Why Does Angular Momentum Calculation Differ When Using Different Formulas?

[Neon32]

Homework Statement

Homework Equations

I= sum m r²
L= r p
or
L=I W

The Attempt at a Solution

I= m1 r1² + m2 r2²
I= 5.20 (0.9)²+ 2.20(0.9)²= 5.994 kg.m²

Then I used the second equation of second momentum
L(Angular momentum) = I W
L= 5.994 x 4.60

In the solutions sheet, he used the first rule: L= r p and he got a different answer than mine: What did I do wrong?

 

[gneill]

Then I used the second equation of second momentum
L(Angular momentum) = I W
L= 5.994 x 4.60

"4.60" is the linear velocity. You need to use an angular velocity for W.

 

[Neon32]

"4.60" is the linear velocity. You need to use an angular velocity for W.

How do I know if it's linear or angular velocity? He didn't mention if it's linear or angular.

 

[gneill]

How do I know if it's linear or angular velocity? He didn't mention if it's linear or angular.

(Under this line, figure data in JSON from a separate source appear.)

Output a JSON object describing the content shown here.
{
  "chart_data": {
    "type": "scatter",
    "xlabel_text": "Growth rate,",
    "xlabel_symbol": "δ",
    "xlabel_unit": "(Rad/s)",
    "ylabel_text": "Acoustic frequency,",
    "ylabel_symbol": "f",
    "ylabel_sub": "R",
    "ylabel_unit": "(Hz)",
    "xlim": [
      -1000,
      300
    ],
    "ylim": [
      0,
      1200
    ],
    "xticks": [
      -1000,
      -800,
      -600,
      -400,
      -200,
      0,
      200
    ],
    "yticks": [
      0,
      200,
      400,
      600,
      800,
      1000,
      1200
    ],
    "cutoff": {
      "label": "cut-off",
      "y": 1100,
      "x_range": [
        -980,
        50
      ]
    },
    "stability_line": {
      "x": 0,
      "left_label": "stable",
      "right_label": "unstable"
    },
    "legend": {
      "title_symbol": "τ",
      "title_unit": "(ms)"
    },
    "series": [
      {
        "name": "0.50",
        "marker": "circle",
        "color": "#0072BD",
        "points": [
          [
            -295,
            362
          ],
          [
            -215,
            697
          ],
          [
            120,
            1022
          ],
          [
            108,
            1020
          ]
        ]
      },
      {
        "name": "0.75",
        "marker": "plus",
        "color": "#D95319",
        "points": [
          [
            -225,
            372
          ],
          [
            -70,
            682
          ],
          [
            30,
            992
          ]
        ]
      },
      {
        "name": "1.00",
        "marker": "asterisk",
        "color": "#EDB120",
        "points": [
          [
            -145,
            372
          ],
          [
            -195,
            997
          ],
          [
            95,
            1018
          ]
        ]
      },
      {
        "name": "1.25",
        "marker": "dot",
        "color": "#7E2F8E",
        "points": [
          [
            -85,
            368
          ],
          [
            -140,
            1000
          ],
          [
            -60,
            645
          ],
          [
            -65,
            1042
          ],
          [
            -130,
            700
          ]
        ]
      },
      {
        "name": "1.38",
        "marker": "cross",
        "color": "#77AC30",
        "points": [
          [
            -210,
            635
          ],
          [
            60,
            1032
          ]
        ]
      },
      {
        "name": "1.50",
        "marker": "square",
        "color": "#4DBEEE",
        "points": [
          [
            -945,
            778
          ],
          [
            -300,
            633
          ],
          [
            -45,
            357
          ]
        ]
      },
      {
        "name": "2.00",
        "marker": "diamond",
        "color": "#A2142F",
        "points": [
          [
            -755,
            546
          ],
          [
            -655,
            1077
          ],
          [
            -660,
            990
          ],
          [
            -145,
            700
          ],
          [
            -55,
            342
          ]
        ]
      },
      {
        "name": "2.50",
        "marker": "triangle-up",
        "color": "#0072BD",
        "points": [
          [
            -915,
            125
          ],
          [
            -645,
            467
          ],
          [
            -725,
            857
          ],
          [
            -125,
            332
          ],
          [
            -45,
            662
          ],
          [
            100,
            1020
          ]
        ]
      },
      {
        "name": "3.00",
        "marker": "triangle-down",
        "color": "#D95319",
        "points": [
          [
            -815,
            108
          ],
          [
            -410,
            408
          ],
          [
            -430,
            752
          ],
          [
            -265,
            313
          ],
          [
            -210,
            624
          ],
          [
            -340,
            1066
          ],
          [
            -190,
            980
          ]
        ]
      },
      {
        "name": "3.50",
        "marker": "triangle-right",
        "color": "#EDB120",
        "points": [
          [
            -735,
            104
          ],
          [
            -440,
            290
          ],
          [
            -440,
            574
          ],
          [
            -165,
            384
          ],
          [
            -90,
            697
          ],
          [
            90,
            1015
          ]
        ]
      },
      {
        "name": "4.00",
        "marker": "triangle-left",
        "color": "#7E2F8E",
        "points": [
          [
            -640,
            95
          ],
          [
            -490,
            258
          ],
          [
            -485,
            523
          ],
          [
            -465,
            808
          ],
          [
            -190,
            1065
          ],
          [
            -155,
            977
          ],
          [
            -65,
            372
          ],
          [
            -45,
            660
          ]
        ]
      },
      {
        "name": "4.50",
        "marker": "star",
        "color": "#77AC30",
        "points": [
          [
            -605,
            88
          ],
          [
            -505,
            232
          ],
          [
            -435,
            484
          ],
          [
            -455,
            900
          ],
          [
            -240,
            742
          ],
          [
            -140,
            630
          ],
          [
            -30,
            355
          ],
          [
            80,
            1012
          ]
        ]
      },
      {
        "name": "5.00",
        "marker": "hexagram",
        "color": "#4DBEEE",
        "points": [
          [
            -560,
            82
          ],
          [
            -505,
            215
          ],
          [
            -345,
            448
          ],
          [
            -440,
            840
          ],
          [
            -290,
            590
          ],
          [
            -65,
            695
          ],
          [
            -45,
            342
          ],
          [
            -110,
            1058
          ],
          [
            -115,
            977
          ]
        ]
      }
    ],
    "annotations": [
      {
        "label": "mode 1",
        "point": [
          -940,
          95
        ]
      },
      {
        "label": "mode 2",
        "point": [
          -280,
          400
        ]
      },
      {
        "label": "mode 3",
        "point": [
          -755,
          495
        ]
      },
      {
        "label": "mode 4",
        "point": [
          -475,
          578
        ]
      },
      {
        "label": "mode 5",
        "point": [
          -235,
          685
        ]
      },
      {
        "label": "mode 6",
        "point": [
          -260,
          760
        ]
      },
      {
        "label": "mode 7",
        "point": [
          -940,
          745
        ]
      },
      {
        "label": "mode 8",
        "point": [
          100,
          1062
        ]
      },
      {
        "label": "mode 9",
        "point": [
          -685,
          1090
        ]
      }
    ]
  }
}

What are the units given for v? What are the units of linear velocity? How about angular velocity?

 

[Neon32]

What are the units given for v? What are the units of linear velocity? How about angular velocity?

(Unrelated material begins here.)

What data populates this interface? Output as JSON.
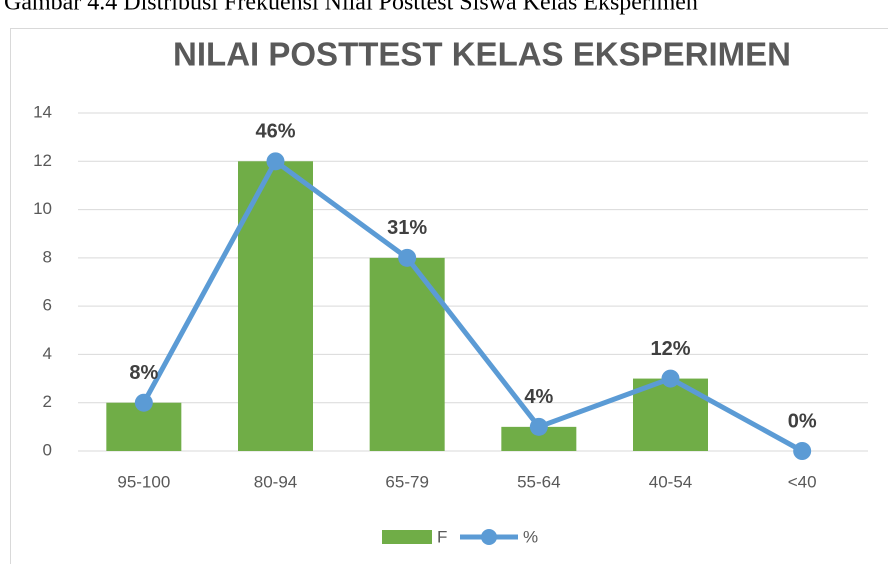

Linear velocity has unit m/s
Angular velocit has unit rad/s

I got it :D. Thanks!

 

[Neon32]

What are the units given for v? What are the units of linear velocity? How about angular velocity?

In the second equation L = rxp >> Is cross product between vectors so if we want the magnitude, we should use rxf sin(angle). Why he didn't do that?

 

[gneill]

In the second equation L = rxp >> Is cross product between vectors so if we want the magnitude, we should use rxf sin(angle). Why he didn't do that?

L = r x p is a vector expression. The magnitude of L is given by L = |r||p|sin(θ).

In this instance the angle happens to be θ = 90° . Knowing that sin(90°) = 1 he wrote the simplified expression for the magnitude. Granted, to be technically correct he should have pointed this out in some fashion, but it's a common enough simplification that it shouldn't cause problems interpreting the solution.

 

[Neon32]

L = r x p is a vector expression. The magnitude of L is given by L = |r||p|sin(θ).

In this instance the angle happens to be θ = 90° . Knowing that sin(90°) = 1 he wrote the simplified expression for the magnitude. Granted, to be technically correct he should have pointed this out in some fashion, but it's a common enough simplification that it shouldn't cause problems interpreting the solution.

Can you tell me why the angle between vector r and vecor p is 90? isn't the angle between them =0? since they are in same direction

 

[gneill]

Can you tell me why the angle between vector r and vecor p is 90? isn't the angle between them =0? since they are in same direction

p is a linear momentum of one of the particles. It would be co-linear with the velocity vector of that particle (p = mv). Since the particles are moving in a circle and thus velocities are tangential, the angle between the radius vector and the velocity must be 90°.